Inspiration

We all experience food waste before, but never a simple and elegant solution to manage it. This problem is experienced universally and would have a huge collective impact.

The spark came from a single banana — left too long, past its best, binned. It made us ask: why do we have all this smart technology around us, yet our fridges are still a black box? We wanted to build something that made the invisible visible — a way to actually see what you have, what's running out, and what to do about it before it's too late.


What it does

Digital Fridge creates a digital twin of your fridge, pantry, and freezer. We control the full loop — input, management, and output.

Input — Scan your grocery receipt with your camera and Digital Fridge automatically populates your inventory with ingredients, quantities, and estimated expiry dates. You can also add items manually.

Management — Your digital fridge tracks everything in real time. Items are flagged as they approach expiry, expired items are surfaced clearly, and your inventory stays in sync as you cook and consume.

Output — When ingredients are nearing expiry, Digital Fridge proactively notifies you and generates personalised recipe options tailored to what you have, your dietary goals, and your cuisine preferences — powered by Google Gemini. Cook the recipe, mark it as done, and the used ingredients are automatically deducted from your inventory.

A built-in scoring system rewards you for using food before it expires and tracks your waste reduction over time — turning good kitchen habits into something you can actually see.


How we built it

Digital Fridge is a mobile-first Progressive Web App built by Team Comet over 48 hours.

The frontend is built in React, designed entirely for mobile with a gamified interface — including an animated fridge door entry, an interactive interior with section-based inventory views, and layered popup navigation. The backend runs on Python with Flask, handling inventory management, scoring logic, and all communication with the AI layer.

We integrated Google Gemini for three distinct AI tasks: parsing grocery receipts from photos, generating personalised recipe options from the user's live inventory, and resolving ingredient names to visual assets. All AI calls are made server-side, with structured JSON outputs parsed and validated before reaching the frontend.


Challenges we ran into

Receipt parsing was harder than expected — real grocery receipts are messy, with abbreviated names, PLU codes, and inconsistent formatting. Getting Gemini to reliably extract and normalise ingredient names required significant prompt engineering and a multi-stage fallback strategy.
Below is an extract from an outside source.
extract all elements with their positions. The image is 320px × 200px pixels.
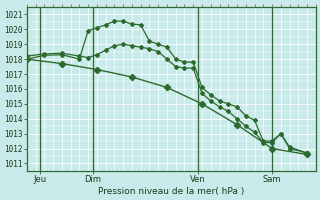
X-axis label: Pression niveau de la mer( hPa ): Pression niveau de la mer( hPa ) (98, 187, 244, 196)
Latency was another challenge. AI calls take time, and a sluggish experience kills the feel of the app. We solved this by pre-fetching data during animations, batching AI calls where possible, and using push notifications to reframe generation wait times as a feature rather than a flaw.

Keeping the digital twin accurate over time — as items are partially used, moved between sections, or expire — required careful thought around state management on both the frontend and backend.
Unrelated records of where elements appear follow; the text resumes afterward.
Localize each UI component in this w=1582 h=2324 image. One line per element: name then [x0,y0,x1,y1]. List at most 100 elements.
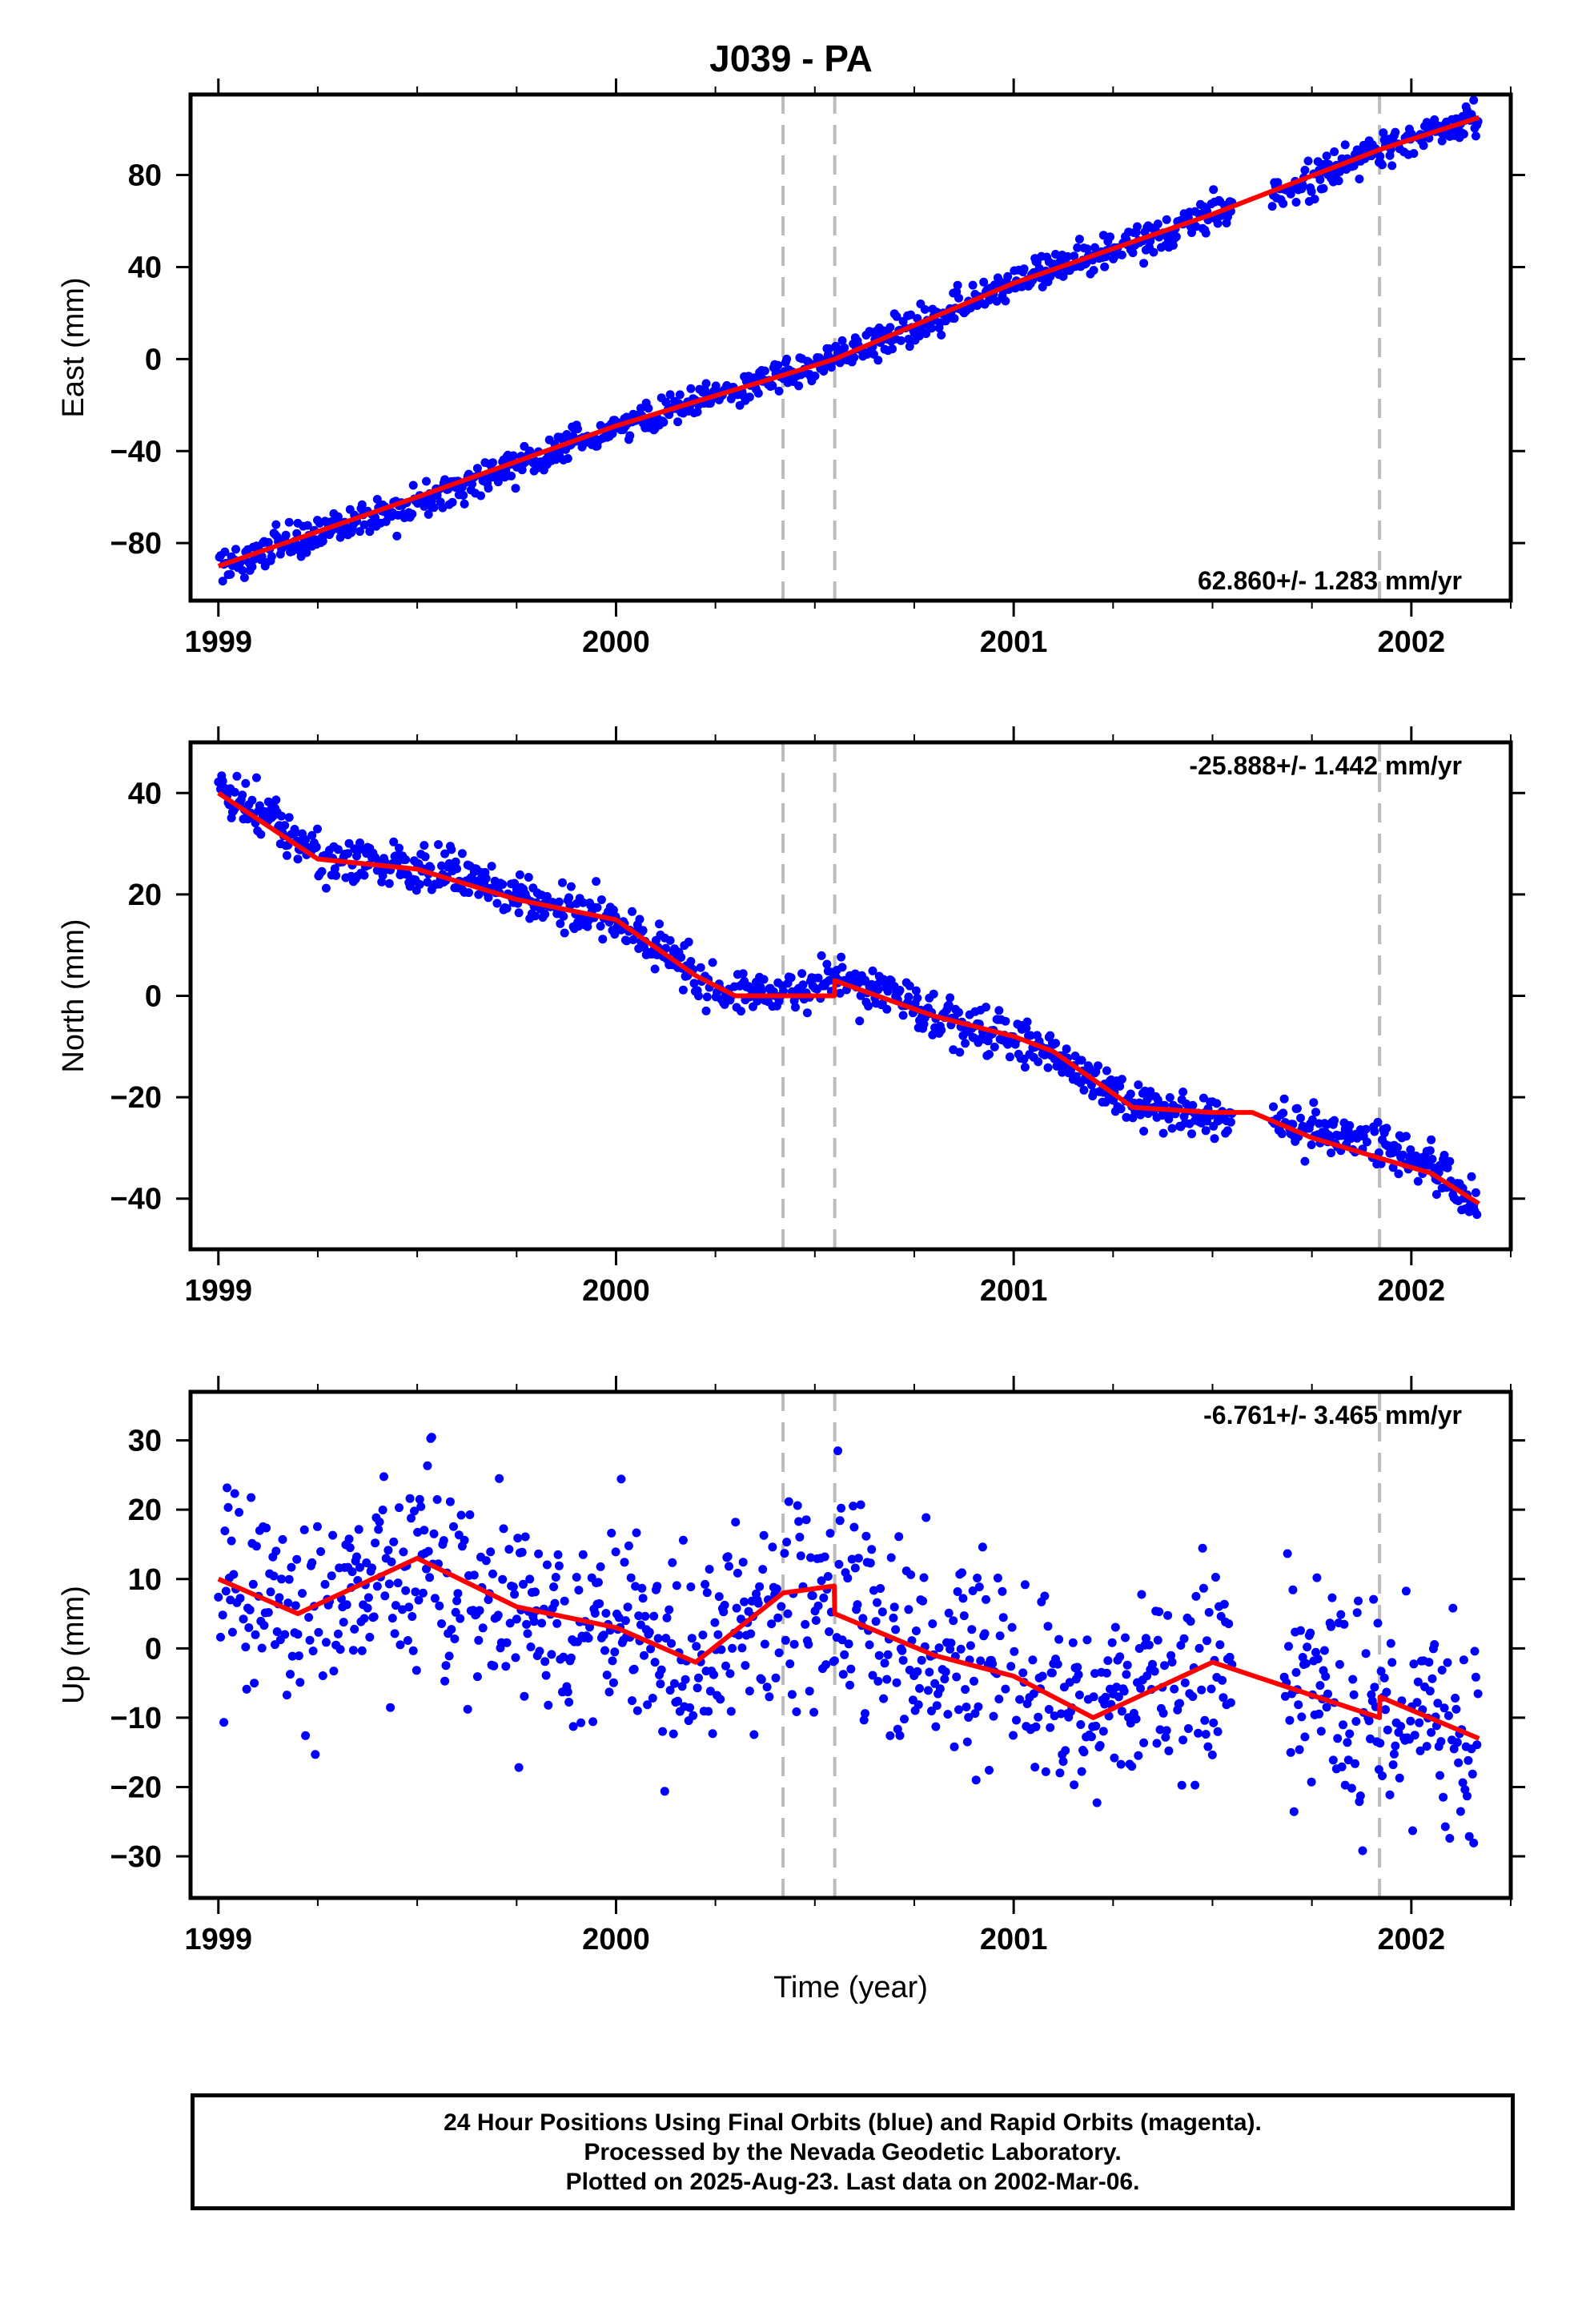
up-data-point [1070,1780,1079,1790]
up-data-point [953,1587,962,1596]
up-data-point [600,1646,609,1655]
up-data-point [1294,1700,1303,1710]
up-data-point [218,1610,227,1620]
east-data-point [218,577,227,586]
up-data-point [785,1659,795,1669]
north-data-point [1187,1129,1196,1139]
up-data-point [1131,1715,1141,1723]
up-data-point [1472,1740,1482,1750]
footer-box: 24 Hour Positions Using Final Orbits (bl… [191,2093,1515,2210]
north-data-point [694,991,703,1001]
up-data-point [1076,1720,1086,1729]
up-data-point [1119,1687,1129,1696]
north-data-point [1406,1145,1415,1155]
north-data-point [1345,1120,1355,1130]
up-data-point [282,1691,291,1700]
east-data-point [840,343,849,352]
up-data-point [1358,1846,1367,1856]
north-data-point [650,964,660,974]
north-data-point [241,778,251,788]
east-data-point [1139,259,1149,268]
up-data-point [284,1574,294,1584]
up-model-curve [217,1555,1480,1741]
east-data-point [636,404,645,413]
footer-line-2: Processed by the Nevada Geodetic Laborat… [584,2138,1122,2165]
up-data-point [372,1582,382,1591]
up-data-point [316,1547,326,1556]
up-data-point [1020,1580,1030,1590]
north-data-point [487,862,496,871]
up-data-point [250,1679,259,1688]
up-data-point [882,1675,892,1684]
east-data-point [1074,235,1084,244]
east-data-point [701,379,711,388]
up-data-point [501,1662,511,1671]
up-data-point [378,1506,387,1514]
up-data-point [1199,1583,1208,1593]
up-plot-frame [188,1389,1513,1900]
up-data-point [708,1729,717,1739]
up-data-point [544,1700,553,1710]
up-data-point [1389,1749,1399,1759]
east-data-point [753,388,763,398]
up-data-point [876,1584,885,1593]
up-data-point [773,1613,783,1622]
east-data-point [408,480,418,490]
up-data-point [445,1497,455,1506]
up-data-point [1001,1684,1010,1694]
north-data-point [864,1001,873,1011]
north-data-point [343,849,353,858]
up-data-point [967,1625,977,1634]
east-data-point [563,454,572,463]
up-data-point [704,1707,713,1716]
up-data-point [623,1602,632,1612]
east-data-point [239,573,249,582]
north-data-point [1382,1124,1391,1133]
north-data-point [1109,1096,1118,1105]
up-data-point [640,1611,650,1621]
up-data-point [263,1608,273,1617]
up-data-point [531,1587,540,1597]
up-data-point [590,1609,600,1618]
up-data-point [772,1584,781,1594]
north-data-point [994,1006,1004,1015]
up-data-point [885,1731,895,1740]
east-data-point [372,495,382,504]
east-data-point [837,336,847,345]
north-data-point [689,979,699,988]
up-data-point [649,1611,659,1621]
up-data-point [661,1634,671,1643]
up-data-point [685,1703,695,1712]
up-data-point [1153,1635,1162,1645]
up-data-point [1445,1834,1455,1843]
north-data-point [798,980,808,990]
up-data-point [1408,1826,1417,1835]
up-data-point [216,1632,225,1642]
north-data-point [855,1016,865,1026]
up-data-point [789,1639,799,1649]
up-data-point [725,1562,733,1571]
up-data-point [1385,1790,1395,1799]
up-data-point [404,1602,414,1612]
up-data-point [563,1687,572,1697]
up-data-point [286,1670,295,1679]
north-data-point [330,864,339,874]
up-data-point [723,1552,733,1562]
up-data-point [889,1602,899,1612]
up-data-point [229,1570,239,1579]
up-data-point [1144,1640,1154,1650]
up-data-point [1141,1634,1150,1643]
north-data-point [868,966,877,975]
up-data-point [874,1651,884,1660]
up-data-point [452,1596,462,1606]
up-data-point [1459,1655,1468,1665]
up-data-point [952,1672,962,1682]
up-data-point [517,1547,527,1557]
north-data-point [559,911,568,921]
up-data-point [393,1578,403,1588]
up-data-point [599,1630,608,1640]
north-data-point [1188,1100,1198,1110]
up-data-point [865,1558,875,1568]
north-data-point [457,849,467,858]
up-data-point [823,1572,833,1581]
Accomplishments that we're proud of

We're proud of the end-to-end coherence of the product — from the moment the fridge door swings open to the score ticking up after a meal is cooked, every interaction feels intentional. It doesn't feel like a hackathon project, it feels like something you'd actually use.
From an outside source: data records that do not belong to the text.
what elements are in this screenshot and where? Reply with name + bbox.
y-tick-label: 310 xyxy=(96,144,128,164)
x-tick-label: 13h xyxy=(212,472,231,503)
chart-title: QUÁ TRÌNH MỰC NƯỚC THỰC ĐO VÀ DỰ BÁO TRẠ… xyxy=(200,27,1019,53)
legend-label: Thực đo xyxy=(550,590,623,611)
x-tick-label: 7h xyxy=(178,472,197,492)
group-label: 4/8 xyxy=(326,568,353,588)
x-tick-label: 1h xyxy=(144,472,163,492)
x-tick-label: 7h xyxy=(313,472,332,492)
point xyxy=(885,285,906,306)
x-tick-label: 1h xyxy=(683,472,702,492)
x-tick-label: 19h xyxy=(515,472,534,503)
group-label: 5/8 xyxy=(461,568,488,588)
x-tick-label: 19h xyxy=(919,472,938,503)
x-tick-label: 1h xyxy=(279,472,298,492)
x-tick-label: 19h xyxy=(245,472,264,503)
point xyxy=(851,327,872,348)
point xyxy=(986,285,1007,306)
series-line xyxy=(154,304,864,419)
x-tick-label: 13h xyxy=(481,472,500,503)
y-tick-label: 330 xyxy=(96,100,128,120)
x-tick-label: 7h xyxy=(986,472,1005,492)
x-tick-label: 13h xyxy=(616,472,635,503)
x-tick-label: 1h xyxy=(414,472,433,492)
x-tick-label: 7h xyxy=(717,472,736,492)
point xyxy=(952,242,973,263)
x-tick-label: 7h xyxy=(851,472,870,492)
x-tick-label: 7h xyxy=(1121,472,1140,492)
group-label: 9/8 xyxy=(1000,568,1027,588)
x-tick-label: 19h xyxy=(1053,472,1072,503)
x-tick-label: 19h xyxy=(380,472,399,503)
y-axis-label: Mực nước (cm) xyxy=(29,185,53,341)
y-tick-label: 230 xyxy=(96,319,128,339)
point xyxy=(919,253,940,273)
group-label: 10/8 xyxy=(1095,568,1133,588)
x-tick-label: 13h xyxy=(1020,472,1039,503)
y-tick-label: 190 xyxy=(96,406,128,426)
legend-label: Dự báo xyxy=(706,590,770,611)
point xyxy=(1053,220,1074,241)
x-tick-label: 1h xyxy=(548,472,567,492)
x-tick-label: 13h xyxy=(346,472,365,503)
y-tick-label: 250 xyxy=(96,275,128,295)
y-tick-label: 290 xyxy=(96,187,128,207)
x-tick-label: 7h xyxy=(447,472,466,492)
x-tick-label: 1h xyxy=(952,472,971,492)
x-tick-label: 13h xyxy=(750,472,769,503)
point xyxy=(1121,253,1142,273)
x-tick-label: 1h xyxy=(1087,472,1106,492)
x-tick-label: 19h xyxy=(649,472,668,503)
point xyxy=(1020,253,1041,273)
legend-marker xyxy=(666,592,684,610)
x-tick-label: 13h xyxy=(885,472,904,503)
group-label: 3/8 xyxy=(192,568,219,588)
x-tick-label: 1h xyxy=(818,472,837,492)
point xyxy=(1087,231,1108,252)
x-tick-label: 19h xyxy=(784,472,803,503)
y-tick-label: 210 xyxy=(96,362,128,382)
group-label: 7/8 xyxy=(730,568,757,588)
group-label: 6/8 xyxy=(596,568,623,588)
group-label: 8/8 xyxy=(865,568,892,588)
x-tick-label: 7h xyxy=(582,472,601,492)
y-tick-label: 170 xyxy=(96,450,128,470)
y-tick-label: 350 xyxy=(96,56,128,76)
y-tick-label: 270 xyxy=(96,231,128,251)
We're also proud of the receipt scanner. Taking a photo of a crumpled grocery receipt and watching your fridge populate in seconds is a genuinely satisfying moment — and it's the feature that makes the app practical in real life rather than just interesting in a demo.


What we learned

We learned how much prompt engineering matters. The difference between a Gemini response that works and one that breaks your JSON parser is often a single line of instruction. Structured output discipline — being explicit about format, edge cases, and fallback behaviour — is as important as the prompt content itself.

We also learned to design for the demo moment early. Knowing what the 3-minute video needed to show shaped our prioritisation throughout the build, and kept us from going deep on features that wouldn't land in the time we had.


What's next for Comet

Digital Fridge is solving a real problem at a household level, but the opportunity scales further. Next steps include:

  • Barcode scanning — photograph individual products for faster, more precise inventory entry
  • Shared households — multiple users managing the same fridge, with activity visible to everyone
  • Shopping list generation — Digital Fridge learns what you regularly run out of and builds your next grocery list automatically
  • Waste analytics — longer-term trends showing which food categories you waste most, with personalised suggestions to improve
  • Supermarket integration — connect directly to loyalty card data to auto-import purchases without needing a receipt photo

The goal is to make Digital Fridge the operating system for your kitchen — not just a tool you open occasionally, but something running quietly in the background, making sure nothing goes to waste.